少し前までは明かりも無かったが、少しづつインフラが整備されてきたので夜の明かりがちらちらと見えていた。
「クズなど死んで同然、力の無いゴミはゴミらしく燻っていればいいと思っている」
出遭って数日も経たない内に、舌打ちをしたりクズがクズらしい仕事をしたとか云ったりする男であるのでこれが大和のデフォルトであると稲葉は理解している。そしてこいつは幼い頃からそうして他人を見下して生きてきたのであろうということもわかっている。
大和がこうなったのは彼を育てた周りの大人達の所為だ。大和は幼い頃から多くを要求され、或いは理不尽に踏みつけられ、彼は彼なりの苦渋を味わってきた。
日本という国家を支える為に代々犠牲になってきた影の一族が表舞台に現れたからには世界を取ることに他ならない。
そして大和はそれを実行し体現した。
寧ろ其処に何の因果か携わった稲葉の不幸を悲しんで欲しい。一般の、一介の高校生にすぎなかった稲葉が全ての選択権を持っていたのだ。
「クズしかいないと思っていた、多少使えても、多少使えるゴミが増えただけのことだ、真に力ある者、知恵ある者は少ない」
「それで?」
思えば大和も十七歳だ。過ちを犯してうっかり稲葉を襲ってしまったにせよ、これほど抑圧された環境で育てばこの歪み方も仕方無いのかもしれない。実際大和は優秀であったし、仕事もできる、頭も良い、力もあれば統率力もある。無駄の無い組織体系を作るのにこれ以上適した人間はいない。けれども大和は十七歳だ。あまりにも何でも出来すぎて自分が出来ることを他人が出来ないのが上手く理解できないのだろうとも思う。しかし考えてみれば稲葉の方が大和より出来ないことが明らかに多い、稲葉が霊的な力の面以外では劣っていると大和もわかっている癖に大和の中で稲葉がどういう位置付けなのか、大和にとって稲葉のすること成すこと全てが両手を挙げて大歓迎状態であった。そこが稲葉にはわからない。
「群れるしか能が無い愚民共の中にお前が居た」
「それ前に聴いた」
デザートに用意された杏仁豆腐をスプーンでつつきながら稲葉がおざなりに返事を返した。耳にタコが出来るほど聴いている内容だ。
大和はいつも声高に稲葉の自慢をする。これもよくわからない。
「市井の中にお前のような奇跡を見つけたのだ」
我が盟友よ、とゲームの中でしか聴かないような言葉を面と向かって云われても、それも云われ慣れているので稲葉にしてみれば「だから?」であった。確かにお互い、この温度差による距離感はなんとかしないといけないのかもしれない。

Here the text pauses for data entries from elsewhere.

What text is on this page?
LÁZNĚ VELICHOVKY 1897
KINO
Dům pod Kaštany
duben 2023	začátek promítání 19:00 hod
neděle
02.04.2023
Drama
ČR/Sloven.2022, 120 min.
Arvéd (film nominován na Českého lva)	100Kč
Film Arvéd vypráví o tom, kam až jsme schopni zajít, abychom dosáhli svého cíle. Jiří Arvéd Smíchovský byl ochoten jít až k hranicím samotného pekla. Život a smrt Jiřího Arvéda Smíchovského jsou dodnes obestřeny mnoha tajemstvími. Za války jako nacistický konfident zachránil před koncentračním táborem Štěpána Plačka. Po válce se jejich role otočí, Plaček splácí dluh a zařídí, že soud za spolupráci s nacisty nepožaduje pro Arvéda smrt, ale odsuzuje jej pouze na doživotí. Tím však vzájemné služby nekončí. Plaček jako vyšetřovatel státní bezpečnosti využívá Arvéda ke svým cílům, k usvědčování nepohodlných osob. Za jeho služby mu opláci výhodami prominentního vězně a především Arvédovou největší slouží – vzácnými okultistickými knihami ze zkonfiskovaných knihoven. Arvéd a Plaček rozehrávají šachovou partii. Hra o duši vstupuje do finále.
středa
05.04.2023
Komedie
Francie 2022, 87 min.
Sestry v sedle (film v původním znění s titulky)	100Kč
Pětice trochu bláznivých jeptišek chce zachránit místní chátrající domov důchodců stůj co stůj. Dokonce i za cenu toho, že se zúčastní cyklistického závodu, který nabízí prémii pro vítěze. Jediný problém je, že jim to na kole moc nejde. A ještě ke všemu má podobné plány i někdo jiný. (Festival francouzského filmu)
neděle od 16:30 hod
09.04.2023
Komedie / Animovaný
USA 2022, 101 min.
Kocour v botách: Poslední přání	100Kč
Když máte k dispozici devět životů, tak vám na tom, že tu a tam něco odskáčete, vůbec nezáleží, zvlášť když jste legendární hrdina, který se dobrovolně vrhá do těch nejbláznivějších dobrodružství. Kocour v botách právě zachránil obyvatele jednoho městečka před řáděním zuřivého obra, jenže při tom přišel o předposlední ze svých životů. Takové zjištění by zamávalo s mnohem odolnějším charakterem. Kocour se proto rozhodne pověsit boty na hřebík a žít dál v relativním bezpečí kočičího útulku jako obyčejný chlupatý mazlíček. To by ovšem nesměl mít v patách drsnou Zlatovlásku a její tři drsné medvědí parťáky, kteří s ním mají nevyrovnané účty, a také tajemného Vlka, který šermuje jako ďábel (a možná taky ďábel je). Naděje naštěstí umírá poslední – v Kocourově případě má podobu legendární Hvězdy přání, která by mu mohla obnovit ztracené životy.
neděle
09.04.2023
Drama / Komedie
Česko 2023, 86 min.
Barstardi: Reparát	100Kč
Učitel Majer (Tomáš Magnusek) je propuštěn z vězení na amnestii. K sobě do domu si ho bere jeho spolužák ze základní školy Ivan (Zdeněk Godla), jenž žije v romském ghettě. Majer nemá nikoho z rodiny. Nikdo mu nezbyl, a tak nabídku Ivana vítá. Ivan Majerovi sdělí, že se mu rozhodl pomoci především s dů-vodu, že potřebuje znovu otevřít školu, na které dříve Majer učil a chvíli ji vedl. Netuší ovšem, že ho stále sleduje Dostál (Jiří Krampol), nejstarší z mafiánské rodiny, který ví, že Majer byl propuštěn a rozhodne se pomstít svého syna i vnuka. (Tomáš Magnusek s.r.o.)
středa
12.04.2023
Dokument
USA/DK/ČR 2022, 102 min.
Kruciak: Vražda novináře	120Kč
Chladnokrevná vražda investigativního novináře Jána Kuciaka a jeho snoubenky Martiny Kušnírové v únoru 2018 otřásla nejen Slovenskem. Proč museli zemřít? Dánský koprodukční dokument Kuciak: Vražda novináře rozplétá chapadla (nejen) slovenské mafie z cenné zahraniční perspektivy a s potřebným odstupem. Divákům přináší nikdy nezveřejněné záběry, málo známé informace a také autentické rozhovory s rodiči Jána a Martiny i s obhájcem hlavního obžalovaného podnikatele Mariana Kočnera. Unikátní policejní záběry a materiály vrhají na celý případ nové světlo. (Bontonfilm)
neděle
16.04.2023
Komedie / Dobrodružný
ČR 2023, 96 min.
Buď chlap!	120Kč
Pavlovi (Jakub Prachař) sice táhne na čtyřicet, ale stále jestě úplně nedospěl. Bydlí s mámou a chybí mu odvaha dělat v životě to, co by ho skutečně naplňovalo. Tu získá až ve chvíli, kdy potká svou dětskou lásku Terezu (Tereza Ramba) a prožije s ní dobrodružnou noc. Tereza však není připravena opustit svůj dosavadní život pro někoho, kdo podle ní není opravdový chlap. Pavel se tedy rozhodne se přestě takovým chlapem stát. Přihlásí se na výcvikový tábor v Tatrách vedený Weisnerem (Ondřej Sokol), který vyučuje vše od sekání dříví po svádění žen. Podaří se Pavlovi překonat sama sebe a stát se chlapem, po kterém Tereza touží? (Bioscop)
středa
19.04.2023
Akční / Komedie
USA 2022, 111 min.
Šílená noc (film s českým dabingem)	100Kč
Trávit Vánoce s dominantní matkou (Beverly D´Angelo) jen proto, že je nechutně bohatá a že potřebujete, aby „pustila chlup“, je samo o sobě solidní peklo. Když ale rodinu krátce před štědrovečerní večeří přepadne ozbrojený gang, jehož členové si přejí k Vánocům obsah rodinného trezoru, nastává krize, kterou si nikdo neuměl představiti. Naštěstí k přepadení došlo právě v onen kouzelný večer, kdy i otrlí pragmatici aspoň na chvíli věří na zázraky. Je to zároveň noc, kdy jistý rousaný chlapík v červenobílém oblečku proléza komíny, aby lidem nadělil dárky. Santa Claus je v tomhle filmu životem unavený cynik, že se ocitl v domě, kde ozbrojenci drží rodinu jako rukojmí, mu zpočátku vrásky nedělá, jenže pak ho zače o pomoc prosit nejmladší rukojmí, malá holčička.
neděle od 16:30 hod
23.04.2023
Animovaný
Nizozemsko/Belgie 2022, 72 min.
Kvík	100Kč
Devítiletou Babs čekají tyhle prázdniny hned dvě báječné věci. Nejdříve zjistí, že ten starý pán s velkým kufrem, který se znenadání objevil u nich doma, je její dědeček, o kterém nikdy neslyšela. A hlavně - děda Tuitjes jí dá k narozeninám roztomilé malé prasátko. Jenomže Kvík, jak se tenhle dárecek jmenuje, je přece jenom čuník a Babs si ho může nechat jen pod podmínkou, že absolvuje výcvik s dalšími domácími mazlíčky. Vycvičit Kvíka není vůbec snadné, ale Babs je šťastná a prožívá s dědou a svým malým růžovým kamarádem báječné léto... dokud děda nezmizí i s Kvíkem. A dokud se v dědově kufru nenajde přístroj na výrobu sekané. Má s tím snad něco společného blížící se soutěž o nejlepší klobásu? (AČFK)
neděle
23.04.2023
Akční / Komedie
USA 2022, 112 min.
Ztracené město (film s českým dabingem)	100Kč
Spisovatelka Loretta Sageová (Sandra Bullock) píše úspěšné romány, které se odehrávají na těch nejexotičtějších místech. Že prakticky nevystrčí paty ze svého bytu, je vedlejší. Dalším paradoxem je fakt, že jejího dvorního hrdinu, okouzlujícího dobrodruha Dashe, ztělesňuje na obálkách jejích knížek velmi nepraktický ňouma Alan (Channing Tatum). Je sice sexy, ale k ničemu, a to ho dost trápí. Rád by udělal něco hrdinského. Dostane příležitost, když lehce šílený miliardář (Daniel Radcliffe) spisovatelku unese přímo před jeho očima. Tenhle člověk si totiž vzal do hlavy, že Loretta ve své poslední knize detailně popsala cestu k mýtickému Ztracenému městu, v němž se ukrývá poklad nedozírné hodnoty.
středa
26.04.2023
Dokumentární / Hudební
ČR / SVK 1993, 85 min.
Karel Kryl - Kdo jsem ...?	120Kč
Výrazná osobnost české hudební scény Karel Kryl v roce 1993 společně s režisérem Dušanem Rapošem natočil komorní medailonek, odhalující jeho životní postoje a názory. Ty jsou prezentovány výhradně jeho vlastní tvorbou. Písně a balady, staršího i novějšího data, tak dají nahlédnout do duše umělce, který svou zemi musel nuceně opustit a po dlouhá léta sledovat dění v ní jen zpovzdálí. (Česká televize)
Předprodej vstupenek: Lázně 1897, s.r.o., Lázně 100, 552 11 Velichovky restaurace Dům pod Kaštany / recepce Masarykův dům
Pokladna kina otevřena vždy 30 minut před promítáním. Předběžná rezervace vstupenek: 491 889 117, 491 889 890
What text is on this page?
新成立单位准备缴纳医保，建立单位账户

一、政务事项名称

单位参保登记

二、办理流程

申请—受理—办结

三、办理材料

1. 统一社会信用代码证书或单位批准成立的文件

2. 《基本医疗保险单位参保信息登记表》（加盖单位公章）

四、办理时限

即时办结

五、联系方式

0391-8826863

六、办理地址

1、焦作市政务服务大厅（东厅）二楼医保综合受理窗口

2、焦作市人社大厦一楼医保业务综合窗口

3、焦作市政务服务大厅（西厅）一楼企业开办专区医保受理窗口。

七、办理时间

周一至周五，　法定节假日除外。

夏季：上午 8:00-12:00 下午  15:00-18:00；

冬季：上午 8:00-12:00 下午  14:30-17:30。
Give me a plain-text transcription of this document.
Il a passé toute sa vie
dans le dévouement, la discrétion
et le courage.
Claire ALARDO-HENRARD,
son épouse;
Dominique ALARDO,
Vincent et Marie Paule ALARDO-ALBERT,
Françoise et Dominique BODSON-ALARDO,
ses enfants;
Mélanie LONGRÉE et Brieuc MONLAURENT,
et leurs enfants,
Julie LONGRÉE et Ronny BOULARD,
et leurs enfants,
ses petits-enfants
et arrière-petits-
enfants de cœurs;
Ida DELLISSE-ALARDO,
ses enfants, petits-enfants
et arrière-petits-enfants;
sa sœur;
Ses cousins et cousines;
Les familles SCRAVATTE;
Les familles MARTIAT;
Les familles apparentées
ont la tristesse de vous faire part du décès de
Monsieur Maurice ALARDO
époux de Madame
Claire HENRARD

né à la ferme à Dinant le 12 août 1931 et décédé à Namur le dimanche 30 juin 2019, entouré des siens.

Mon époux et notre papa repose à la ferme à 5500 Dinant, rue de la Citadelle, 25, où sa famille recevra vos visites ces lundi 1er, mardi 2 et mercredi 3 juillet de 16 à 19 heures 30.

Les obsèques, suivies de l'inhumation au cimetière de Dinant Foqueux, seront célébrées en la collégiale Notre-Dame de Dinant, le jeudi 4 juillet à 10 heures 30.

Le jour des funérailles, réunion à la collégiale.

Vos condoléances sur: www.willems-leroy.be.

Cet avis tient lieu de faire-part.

云うなれば例えたく無いが一応付き合い始めの男女が居たとして、彼氏の方が適当に付き合ってみて良かったら、みたいなお試し期間に対して彼女の方が勝手に盛り上がってしまって、このまま彼と結婚とか、どうしよう!指輪とかどうしよう!子供は二人がいいな、家は一軒家で、そして彼が就職してそれを私が家で待っているの!・・・的にどんどん妄想を広げてしまっていて、その気も何もまだお前のことあんまり知らないよ、Hはしたけど、よくわかんないよ的な彼氏と彼女の温度差のようなものである。
そこまで考えて稲葉は、あ、駄目だ。と思った。
この場合彼氏は行き過ぎた彼女の思考についていけず温度差を埋められずに別れるパターンになる。付き合ってもいないが、一瞬大和と別れたくなった稲葉だった。
既に稲葉と大和の溝は大きく互いの価値観の違いも大きく、埋めようが無いほどに精神的な距離は開いている気がする。
「それで、」
「うん、それで?」
稲葉はこのあたりからもうどうでも良くなってきている。いつもの高らかな哂いを潜ませ大和の様子が少しおかしくても、もうどうでも良くなっている。今日は何か映画でもみようかなとディスクを収めた棚の中身を思い出す程度にはどうでもよくなっていた。
「それで、だな・・・・・・」
珍しい、あの大和の歯切れが妙に悪い。
稲葉は思考を映画から大和に戻した。
大和はごそりとポケットから何かを取り出す。
「これを持ってきた」
云いにくそうにぼそり、と大和が呟いて、出されたのはコンドームだ。箱に極薄と書かれているそれだった。箱の表面に書かれてある文字を見て稲葉は思った。
確かに距離は近い、肉体的には。